Je me souviens d'un montagnard qui voyait la mer et y naviguait pour la première fois.
" (pages 195-196). Et on embraye sur une anecdote amusante.


"Qui a entendu plainte plus humaine que celle de la cheminée qui fait l'amour avec la brume, ou que celle que l'on entend dans la tempête, sans qu'aucune main ait tiré le filin de la sirène ? Elle hurle toute seule en épousant le vent.
Deux yeux, l'un d'eux est vert. Une émeraude. L'autre rouge. Un rubis. On les appelle feux de position. Feux de route. Ce sont des yeux. Les navires, on ne les conduit pas. Ce sont eux qui nous conduisent.
" (pages 194-195).

Il y a la peur de débarquer et ne plus avoir de travail... Que faire, dès lors ? Car l'argent file, sitôt gagné.

"Tu sais ce que je pensais pendant mon quart ? Pour nous autres marins il n'existe pas d'enfer dans l'autre monde. Nous le vivons dans la ferraille, dans cette vie. Nous sommes pardonnés, quoi que nous fassions, avant qu'on nous pardonne." (page 242).

Un livre très sombre, mais vraiment très bon.
Le lecteur est immergé dans la chaude moiteur, il écoute les marins parler d'eux, de leur peur. C'est étrangement prenant.
On sent que l'auteur est poète plus que romancier.

nikos kavvadias

 

li    version poche
A gauche, collection Climats ; à droite, la réédition chez Cambourakis.

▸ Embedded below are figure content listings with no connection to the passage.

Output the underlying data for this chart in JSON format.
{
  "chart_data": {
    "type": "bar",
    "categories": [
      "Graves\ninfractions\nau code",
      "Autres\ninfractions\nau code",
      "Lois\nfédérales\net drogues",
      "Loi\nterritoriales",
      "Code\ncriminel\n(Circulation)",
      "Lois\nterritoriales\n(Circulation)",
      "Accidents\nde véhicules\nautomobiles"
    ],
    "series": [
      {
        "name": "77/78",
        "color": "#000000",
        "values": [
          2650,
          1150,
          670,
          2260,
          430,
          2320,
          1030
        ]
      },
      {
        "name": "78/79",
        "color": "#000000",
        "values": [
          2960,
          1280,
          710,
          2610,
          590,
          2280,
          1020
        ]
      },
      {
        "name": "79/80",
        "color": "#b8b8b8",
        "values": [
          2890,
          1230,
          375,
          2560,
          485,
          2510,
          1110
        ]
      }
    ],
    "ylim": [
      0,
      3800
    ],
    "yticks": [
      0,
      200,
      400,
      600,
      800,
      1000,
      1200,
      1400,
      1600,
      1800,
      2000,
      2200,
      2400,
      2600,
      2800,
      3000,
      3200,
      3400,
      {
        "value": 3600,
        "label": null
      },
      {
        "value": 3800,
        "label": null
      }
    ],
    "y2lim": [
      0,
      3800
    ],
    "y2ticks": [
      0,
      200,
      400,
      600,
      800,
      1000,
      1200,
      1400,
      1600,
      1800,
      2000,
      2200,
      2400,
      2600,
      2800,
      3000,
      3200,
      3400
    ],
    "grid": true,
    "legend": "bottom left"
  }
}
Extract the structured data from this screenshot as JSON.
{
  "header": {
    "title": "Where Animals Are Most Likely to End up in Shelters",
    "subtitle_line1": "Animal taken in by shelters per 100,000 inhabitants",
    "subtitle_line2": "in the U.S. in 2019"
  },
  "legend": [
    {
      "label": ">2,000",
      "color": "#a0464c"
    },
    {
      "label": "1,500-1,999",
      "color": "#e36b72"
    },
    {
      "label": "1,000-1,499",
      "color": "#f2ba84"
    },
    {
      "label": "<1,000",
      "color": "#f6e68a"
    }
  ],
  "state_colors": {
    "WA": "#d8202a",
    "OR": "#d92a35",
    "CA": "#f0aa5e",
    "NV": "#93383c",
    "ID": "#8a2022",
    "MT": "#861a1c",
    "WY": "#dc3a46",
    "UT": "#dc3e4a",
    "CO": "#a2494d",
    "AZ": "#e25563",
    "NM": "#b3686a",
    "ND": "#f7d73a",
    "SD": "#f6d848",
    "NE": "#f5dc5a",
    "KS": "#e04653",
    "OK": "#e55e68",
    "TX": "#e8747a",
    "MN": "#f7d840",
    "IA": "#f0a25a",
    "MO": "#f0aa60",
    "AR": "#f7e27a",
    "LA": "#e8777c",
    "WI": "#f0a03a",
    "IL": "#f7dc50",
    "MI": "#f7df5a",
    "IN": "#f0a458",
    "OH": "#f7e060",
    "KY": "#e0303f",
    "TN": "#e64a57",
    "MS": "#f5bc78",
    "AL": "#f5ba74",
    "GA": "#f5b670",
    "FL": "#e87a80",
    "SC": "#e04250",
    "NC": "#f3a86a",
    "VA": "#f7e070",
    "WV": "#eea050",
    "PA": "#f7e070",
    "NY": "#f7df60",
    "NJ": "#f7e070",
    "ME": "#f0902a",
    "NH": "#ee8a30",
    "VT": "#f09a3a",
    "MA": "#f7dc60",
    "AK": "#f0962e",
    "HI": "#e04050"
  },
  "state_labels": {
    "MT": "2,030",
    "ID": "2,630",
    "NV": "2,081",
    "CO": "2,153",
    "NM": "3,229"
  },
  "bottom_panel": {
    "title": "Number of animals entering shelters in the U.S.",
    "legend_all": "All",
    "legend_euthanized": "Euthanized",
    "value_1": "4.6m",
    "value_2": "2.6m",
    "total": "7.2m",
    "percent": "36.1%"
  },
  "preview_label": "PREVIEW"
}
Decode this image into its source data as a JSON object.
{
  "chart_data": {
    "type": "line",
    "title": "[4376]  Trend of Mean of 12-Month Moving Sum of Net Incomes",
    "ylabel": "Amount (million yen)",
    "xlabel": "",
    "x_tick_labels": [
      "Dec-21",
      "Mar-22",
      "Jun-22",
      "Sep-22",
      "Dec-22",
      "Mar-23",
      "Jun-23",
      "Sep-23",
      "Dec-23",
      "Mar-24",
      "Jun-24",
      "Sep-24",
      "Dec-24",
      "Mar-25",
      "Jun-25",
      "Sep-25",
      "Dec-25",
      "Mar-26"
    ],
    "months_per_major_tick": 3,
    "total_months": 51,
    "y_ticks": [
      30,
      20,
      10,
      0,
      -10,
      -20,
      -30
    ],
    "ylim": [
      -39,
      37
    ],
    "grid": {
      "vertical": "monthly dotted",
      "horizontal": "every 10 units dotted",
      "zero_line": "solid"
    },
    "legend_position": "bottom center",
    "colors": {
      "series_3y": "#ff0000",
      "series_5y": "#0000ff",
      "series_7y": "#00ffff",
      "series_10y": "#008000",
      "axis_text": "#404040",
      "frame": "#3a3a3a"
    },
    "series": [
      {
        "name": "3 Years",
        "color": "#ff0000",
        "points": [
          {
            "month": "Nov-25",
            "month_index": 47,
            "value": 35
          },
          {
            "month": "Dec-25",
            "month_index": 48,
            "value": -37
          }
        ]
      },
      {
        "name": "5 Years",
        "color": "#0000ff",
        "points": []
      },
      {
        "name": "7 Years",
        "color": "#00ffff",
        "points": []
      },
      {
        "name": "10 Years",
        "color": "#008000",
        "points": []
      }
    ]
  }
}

Li, suivi de De la Guerre et A mon Cheval. Nouvelles traduites du Grec par Michelle Barbe. Collection Micro-climats. 77 pages. Il s'agit apparemment de toute la prose publiée par l'auteur, en plus de son roman Le Quart.
Li, la première nouvelle est de loin la plus longue (36 pages ; 25 décembre 1968).
Nous sommes à Hong Kong.
"On en voit le bout, murmura le capitaine Haralambos. On doit être en face de Greeen Island. Mais je ne vois rien. Mon grand-père ferait machine arrière.
Il commençait à faire jour. L'île parut alors, haute, toute verte et plantée de palais comme de dentelles en nuage. Le pilote arriva. J'attendis à la poupe pour la manoeuvre. Les filles montèrent en même temps que lui. Selon la coutume, elles donneraient un coup de main aux câbles. [...]
Avec leur aide, tout fut vite en ordre. Habiles, intelligentes, elles jouaient avec les cordages comme avec des koboloïs.
A peine le pont dégagé, elles entreprirent un autre travail. Elles désinfectèrent nos chambres, balayèrent, ôtèrent la poussière. Et cela, comme de coutume dans les ports, sans mesurer le prix. À midi, nous avons partagé notre repas avec elles, et à peine sonnées les cinq heures, commença une autre sérénade. La muette musique nocturne. Payante.
" (pages 11-12).
Le bateau doit être livré, mais il faut attendre quelques jours. Une jeune fille chinoise qui semble avoir huit ans, portant son petit frère sur son dos, apparaît devant le narrateur, un marin :
"- Que veux-tu ? demandai-je
- M'occuper de toi tant que vous restez, me dépondit-elle dans un anglais approximatif d'hirondelle.
- Qu'est-ce que tu sais faire ?
- Balayer, laver par terre. Je reprise aussi les chaussettes.
Ses mains parlaient. Elle faisait comprendre ce qu'elle disait pas ses gestes. [...]
- Où es-tu née ?
- Ici, sur les sampans. Je ne suis jamais allée sur terre, pas plus que les cent mille autres qui vivent aussi sur mer. On nous appelle « Tanka » [...]
- Tu ne voudrais pas voir Hong Kong ? Sortir d'ici ?
- Je connais bien la ville. Le maître d'école et le conteur viennent tous les sept jours. Le premier nous apprend à lire et à écrire. L'autre nous parle des deux villes.
" (page 14).

Ce texte a été porté au cinéma par Marion Hänsel en 1995 avec Stephen Rea dans le rôle du marin.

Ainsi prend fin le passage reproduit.